Oh, yes and do not spend all afternoon in the Club as you have to pick up Gayle from school. No car, please; I want her to get used to public transport, but make sure you take two mackintosh squares for the seats and a flannel drenched in Dettol for the request stop button. That bus starts east of the City Chambers.
P.S. No Fry’s Chocolate cream bars on the bus; we have having pancakes for tea as it’s Shove Tuesday.
“Umm, no peace for the wicked! Well I suppose if I have an early lunch I can go to the school by taxi. And what’s you week like Mrs T.?”
“I have a few wee messages for Mrs Wylie. She wants some things from the chemist’s; I’ll do that later. Mrs Jeffries an’ I’re goin’ tae hae a go at that Bingo tomorrow night. She’s coming to me for her tea first so I thought I’d get some o’ those Kippers Sans Smell from MacFisheries. They come in a sealed pack.
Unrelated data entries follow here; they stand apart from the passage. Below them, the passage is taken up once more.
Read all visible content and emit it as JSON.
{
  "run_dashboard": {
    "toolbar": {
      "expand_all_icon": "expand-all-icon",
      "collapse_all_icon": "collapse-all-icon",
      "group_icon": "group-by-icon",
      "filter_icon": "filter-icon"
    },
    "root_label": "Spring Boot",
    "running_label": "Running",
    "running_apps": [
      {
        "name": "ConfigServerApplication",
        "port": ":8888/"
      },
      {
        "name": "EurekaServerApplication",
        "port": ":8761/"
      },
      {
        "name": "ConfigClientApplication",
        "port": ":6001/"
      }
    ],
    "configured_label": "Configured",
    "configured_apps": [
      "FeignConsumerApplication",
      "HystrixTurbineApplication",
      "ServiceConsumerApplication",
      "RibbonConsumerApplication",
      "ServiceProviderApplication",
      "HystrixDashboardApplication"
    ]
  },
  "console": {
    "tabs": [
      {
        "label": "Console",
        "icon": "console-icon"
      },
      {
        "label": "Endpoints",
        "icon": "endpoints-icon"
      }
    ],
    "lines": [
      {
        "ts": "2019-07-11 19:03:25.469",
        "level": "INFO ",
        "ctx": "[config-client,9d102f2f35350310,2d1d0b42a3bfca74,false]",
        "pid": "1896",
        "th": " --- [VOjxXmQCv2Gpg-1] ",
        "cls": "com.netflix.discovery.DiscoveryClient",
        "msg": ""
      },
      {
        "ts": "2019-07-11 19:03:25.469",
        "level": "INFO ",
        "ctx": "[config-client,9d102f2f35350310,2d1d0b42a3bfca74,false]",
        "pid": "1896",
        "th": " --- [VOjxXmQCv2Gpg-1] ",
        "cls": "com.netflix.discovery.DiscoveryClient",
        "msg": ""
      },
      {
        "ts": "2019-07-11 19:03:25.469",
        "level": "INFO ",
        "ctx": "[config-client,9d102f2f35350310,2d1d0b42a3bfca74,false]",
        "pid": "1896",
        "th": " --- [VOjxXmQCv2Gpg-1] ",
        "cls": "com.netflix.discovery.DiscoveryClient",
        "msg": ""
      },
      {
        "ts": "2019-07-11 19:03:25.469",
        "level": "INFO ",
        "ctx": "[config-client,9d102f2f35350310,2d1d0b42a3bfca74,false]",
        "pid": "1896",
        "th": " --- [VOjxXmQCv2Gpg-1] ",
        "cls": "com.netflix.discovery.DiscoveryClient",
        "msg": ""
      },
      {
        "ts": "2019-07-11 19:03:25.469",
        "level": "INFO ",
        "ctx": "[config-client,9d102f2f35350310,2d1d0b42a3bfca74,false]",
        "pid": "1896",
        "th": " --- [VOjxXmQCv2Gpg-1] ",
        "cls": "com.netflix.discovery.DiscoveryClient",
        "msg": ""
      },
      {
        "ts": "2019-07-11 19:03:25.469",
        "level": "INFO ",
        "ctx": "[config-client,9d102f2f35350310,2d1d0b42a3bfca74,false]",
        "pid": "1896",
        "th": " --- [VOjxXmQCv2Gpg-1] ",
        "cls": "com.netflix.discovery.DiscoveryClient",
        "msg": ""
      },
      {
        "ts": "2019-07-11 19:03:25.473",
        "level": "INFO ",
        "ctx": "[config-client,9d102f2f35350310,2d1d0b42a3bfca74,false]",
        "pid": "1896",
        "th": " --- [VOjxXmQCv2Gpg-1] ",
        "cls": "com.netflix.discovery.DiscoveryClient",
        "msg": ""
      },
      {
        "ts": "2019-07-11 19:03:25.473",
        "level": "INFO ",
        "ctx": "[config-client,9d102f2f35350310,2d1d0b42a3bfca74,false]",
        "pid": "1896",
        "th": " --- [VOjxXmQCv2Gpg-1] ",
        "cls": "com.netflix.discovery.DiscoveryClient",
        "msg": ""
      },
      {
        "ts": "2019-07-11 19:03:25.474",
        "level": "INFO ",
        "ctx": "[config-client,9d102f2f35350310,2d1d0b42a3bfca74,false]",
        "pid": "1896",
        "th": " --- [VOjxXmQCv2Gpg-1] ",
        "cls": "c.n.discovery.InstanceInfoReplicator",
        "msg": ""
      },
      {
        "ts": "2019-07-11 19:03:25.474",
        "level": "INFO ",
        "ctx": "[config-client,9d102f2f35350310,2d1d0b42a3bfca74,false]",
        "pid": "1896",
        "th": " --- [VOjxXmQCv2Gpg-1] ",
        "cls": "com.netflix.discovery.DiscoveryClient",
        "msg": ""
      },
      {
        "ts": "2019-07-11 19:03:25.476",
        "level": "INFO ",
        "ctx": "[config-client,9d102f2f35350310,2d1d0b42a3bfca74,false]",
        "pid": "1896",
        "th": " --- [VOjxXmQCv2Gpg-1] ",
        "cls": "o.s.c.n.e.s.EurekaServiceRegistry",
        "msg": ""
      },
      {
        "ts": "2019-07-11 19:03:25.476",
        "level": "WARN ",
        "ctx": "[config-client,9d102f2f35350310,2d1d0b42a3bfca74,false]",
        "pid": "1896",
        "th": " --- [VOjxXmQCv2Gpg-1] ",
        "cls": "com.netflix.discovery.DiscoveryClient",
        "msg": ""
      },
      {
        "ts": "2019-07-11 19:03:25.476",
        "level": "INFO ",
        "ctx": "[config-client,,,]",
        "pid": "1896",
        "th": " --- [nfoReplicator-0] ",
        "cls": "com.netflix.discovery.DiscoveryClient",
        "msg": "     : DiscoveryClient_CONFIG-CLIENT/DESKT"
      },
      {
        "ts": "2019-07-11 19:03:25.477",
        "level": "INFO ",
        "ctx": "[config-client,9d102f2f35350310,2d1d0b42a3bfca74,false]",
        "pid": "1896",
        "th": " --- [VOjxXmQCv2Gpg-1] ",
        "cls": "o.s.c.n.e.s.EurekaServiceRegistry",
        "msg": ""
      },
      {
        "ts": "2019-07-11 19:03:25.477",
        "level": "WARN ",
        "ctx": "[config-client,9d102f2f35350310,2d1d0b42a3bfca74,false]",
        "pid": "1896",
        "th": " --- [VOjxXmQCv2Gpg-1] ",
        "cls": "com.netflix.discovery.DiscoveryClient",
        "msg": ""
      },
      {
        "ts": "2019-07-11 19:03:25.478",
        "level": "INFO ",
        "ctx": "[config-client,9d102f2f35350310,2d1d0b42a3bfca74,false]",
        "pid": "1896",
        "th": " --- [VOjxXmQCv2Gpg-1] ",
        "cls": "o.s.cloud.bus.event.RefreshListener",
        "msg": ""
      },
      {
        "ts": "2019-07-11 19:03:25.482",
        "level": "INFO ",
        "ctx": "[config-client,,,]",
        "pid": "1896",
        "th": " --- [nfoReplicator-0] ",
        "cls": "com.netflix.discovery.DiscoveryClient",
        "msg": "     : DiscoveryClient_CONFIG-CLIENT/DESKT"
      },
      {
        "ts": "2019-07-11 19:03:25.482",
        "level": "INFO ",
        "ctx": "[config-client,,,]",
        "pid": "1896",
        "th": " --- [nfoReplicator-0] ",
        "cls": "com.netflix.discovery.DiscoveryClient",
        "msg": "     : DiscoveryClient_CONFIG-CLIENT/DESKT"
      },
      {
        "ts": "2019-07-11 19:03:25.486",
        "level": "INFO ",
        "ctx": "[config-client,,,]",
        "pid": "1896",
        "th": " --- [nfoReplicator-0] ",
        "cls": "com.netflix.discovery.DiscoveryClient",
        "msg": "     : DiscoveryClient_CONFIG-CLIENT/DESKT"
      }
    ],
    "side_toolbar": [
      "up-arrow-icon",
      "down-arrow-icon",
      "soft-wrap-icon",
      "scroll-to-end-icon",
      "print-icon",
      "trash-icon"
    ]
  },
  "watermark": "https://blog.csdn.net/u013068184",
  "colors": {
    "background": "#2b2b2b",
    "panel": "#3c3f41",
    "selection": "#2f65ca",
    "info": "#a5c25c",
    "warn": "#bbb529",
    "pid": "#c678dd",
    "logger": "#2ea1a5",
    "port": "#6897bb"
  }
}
Can you believe it?”
“Honestly, Mrs T what will they think of next?”
“Well, Birdseye have thought of a dinner for one, for 3shillngs and 11pence in a three compartment aluminium dish which you just pop in the oven. I’ll get two. What do you fancy roast beef, chicken or hamburger? I’ll get it the next time Mrs W is out in the evening – we treat fur us.”
“Roast beef for me please.”
“Tin o’ Winnie Wilts creamed rice for afters, with tinned peaches?”
“Splendid Mrs T we can have it in front of the television and if we keep the windows open, she will never find out.”
“Good, now do you want to take The Herald with you, to read on the bus?”
“Good idea, any interesting headlines?”
“No just the usual – comrades up to no good, South Africa has left the Commonwealth and Miss Agnes Coop aged 62, of 22 Charles Street Edinburgh, a former missionary in the Belgian Congo, has publicly burned Lady Chatterley’s Lover in Edinburgh.”
“Well, she bought a new copy of the novel, took it outside, lifted it from its paper bag with tongs and poured paraffin all over it and applied a match.”
“I find it hard to believe Mrs T that anyone from Edinburgh would waste a match, let alone a few drops of paraffin and a new book.”
“Yes, I thought it was a waste Mr Wylie. At least in Glasgow we’d have set it in the grate for warmth.”
“A moral issue indeed, and if anyone knows about moral superiority it is those who have worked in the Belgian Congo. Well speaking of The Heart of Darkness I had better make tracks for the library and the Club. See you later for pancakes. Will there be lemon curd?